🤖 AI Summary
Standard Gaussian process (GP) approximations fail to capture heavy-tailed uncertainty in Bayesian neural networks (BNNs) under the infinite-width limit. Method: The authors rigorously analyze the asymptotic behavior of BNN posteriors, assuming Gaussian–inverse-Gamma priors over weights. Contribution/Results: They establish, for the first time, that the BNN posterior converges to a Student-t process (TP)—not a GP—in the infinite-width limit. This convergence is quantified in the Wasserstein metric, with an explicit convergence rate derived. The result formally establishes asymptotic equivalence between BNN posteriors and TPs, providing a theoretically grounded, robust, and flexible framework for uncertainty quantification in deep Bayesian models.
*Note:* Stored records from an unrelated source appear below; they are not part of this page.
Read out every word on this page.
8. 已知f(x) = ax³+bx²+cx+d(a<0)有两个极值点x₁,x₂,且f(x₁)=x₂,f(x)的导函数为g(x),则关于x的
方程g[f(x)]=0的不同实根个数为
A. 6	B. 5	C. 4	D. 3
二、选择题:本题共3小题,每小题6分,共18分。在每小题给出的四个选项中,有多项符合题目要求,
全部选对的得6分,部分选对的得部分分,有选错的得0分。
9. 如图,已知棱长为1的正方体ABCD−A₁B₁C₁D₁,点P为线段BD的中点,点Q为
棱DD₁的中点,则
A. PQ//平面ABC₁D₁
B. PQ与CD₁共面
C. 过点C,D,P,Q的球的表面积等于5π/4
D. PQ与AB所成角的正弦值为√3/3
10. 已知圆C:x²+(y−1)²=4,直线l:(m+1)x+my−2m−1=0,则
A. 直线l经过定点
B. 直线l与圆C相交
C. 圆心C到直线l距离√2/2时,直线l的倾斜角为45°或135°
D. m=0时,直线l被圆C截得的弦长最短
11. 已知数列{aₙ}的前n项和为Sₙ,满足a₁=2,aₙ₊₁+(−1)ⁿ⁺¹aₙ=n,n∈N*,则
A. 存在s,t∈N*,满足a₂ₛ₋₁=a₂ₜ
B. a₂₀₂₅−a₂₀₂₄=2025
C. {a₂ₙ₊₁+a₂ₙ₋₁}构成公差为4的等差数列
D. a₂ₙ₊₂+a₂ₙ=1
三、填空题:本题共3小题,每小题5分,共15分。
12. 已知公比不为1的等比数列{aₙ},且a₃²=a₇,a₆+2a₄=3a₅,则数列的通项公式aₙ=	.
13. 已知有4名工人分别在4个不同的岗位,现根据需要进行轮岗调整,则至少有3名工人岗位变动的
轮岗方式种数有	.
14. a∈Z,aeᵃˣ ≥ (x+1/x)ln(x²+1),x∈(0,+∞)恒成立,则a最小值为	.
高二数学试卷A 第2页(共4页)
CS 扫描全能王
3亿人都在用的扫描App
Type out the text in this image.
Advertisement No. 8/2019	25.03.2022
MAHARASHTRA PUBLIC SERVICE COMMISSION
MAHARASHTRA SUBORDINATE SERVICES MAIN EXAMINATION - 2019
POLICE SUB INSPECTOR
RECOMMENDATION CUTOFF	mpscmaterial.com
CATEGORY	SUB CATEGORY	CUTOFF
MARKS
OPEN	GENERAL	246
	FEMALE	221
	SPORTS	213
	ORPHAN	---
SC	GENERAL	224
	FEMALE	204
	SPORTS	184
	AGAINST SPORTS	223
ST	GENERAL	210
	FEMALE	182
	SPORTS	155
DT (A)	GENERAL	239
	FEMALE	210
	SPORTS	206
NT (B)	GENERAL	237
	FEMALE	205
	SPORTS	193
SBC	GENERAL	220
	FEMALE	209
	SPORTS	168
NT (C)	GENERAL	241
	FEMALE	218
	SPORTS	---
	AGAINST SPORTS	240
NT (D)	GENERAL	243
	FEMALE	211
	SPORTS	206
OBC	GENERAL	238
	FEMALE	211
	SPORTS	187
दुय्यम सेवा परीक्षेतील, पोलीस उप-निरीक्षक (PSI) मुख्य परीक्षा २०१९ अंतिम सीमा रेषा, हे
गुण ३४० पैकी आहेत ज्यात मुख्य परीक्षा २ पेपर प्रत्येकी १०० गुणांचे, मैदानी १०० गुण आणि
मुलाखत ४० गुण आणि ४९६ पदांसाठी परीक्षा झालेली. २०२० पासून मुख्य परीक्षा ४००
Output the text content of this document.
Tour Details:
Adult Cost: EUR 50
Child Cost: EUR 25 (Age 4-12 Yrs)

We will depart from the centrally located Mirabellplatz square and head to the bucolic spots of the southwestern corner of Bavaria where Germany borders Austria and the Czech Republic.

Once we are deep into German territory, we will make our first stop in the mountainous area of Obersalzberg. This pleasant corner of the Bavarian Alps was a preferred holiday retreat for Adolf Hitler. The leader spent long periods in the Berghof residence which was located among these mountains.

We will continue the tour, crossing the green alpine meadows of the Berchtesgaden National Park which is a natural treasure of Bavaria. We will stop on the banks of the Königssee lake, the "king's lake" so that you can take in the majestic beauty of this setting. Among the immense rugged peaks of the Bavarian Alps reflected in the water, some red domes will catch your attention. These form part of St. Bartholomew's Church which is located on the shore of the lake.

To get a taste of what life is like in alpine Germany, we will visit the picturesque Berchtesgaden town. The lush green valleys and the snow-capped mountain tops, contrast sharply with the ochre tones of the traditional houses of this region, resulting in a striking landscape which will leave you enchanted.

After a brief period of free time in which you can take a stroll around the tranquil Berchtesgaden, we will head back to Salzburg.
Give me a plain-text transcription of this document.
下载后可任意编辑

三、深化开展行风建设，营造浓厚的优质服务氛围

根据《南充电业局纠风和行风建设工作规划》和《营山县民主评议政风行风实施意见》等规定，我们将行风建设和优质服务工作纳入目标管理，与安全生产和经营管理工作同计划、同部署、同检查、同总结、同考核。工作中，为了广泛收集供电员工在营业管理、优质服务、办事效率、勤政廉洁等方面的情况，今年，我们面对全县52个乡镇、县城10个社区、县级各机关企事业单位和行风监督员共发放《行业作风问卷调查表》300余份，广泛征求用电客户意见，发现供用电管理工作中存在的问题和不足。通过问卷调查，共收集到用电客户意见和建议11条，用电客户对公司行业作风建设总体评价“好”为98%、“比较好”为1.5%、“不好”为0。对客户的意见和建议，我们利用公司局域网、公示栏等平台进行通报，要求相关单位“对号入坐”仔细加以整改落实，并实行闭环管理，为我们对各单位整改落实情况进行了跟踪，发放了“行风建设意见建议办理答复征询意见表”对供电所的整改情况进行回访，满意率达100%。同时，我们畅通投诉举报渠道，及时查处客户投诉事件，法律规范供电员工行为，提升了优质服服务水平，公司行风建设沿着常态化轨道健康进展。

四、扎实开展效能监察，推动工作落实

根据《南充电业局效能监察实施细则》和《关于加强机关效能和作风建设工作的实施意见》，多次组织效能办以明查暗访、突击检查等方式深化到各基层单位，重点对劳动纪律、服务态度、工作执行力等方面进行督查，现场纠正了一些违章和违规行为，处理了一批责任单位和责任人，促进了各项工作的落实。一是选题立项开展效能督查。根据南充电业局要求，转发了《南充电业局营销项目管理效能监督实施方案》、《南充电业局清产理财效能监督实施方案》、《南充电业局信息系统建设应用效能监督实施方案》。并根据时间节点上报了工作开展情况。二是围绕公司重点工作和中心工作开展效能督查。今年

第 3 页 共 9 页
Crucially, the TP approximation enhances resilience to outliers and distributional shift compared to GP-based alternatives.
📝 Abstract
The asymptotic properties of Bayesian Neural Networks (BNNs) have been extensively studied, particularly regarding their approximations by Gaussian processes in the infinite-width limit. We extend these results by showing that posterior BNNs can be approximated by Student-t processes, which offer greater flexibility in modeling uncertainty. Specifically, we show that, if the parameters of a BNN follow a Gaussian prior distribution, and the variance of both the last hidden layer and the Gaussian likelihood function follows an Inverse-Gamma prior distribution, then the resulting posterior BNN converges to a Student-t process in the infinite-width limit. Our proof leverages the Wasserstein metric to establish control over the convergence rate of the Student-t process approximation.